I wasn’t going to get an MBA, and I wasn’t sure why I’d convinced myself I could. Maybe this single project wouldn’t end things for me, but there’d be more like it. More teammates to let down, more professors who probably knew all along that I couldn’t cut it.

I sank down into the old flower-patterned armchair next to the window and turned on the ancient air conditioner, which sputtered and groaned before settling into a steady hum.

This was why I didn’t mention the program to anyone. That way, if I failed, I was the only one who’d know. I wasn’t letting anyone close to me down, or confirming their expectations that I’d never hack it anyway. And thank god no one in the program knew who I really was, save maybe the administrators who admitted me in the first place, if they happened to watch hockey.

I was managing a good deep dwell on my own inadequacies when the phone in my pocket vibrated with a text. The darkness in my mind dissipated a tiny bit when I saw who it was.

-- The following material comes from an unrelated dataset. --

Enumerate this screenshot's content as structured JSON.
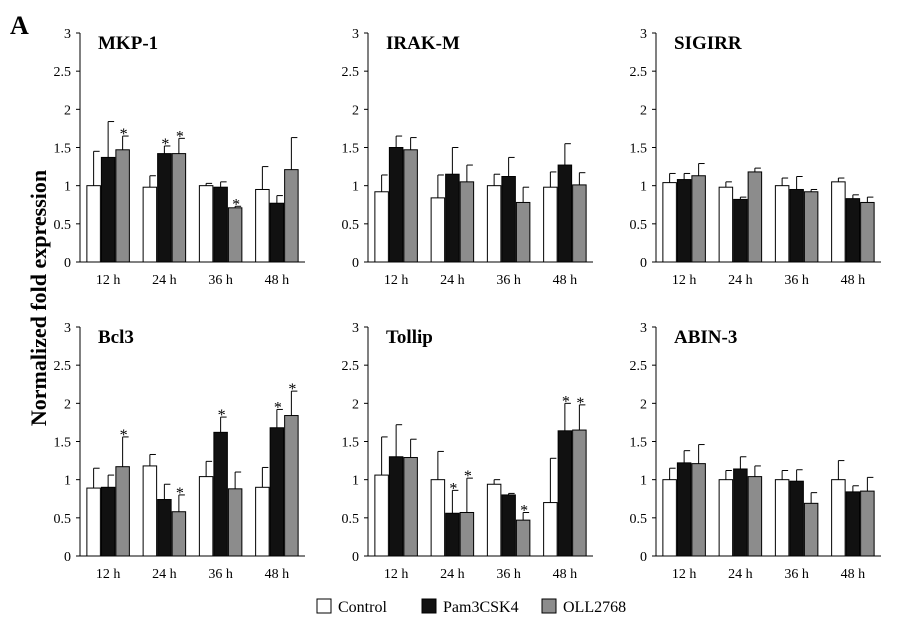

Clara: Thanks for a fun day. Katie’s exhausted!

Me: You’re welcome. Thanks for coming.

I wanted to say something else, maybe ask her out on a proper date, but I realized she probably wouldn’t want to do that. Especially not now that she’d had every suspicion she’d had about me since high school confirmed by a single phone call over dinner. Why had I told her about the program? Why had I told her anything?

Clara: I wondered if you wanted any help with the assignment you have to redo?

Shit.

I was immediately transported back to high school, to the feeling of complete and utter inadequacy while sitting across from the girl I wanted, the one I knew would never consider dating a dumb jock like me.

Clara was a goddamn scientist. She was fucking brilliant. And now she saw me as some kind of pathetic charity case all over again. It didn’t make it better that my mom had been pulling strings to get us together from the start.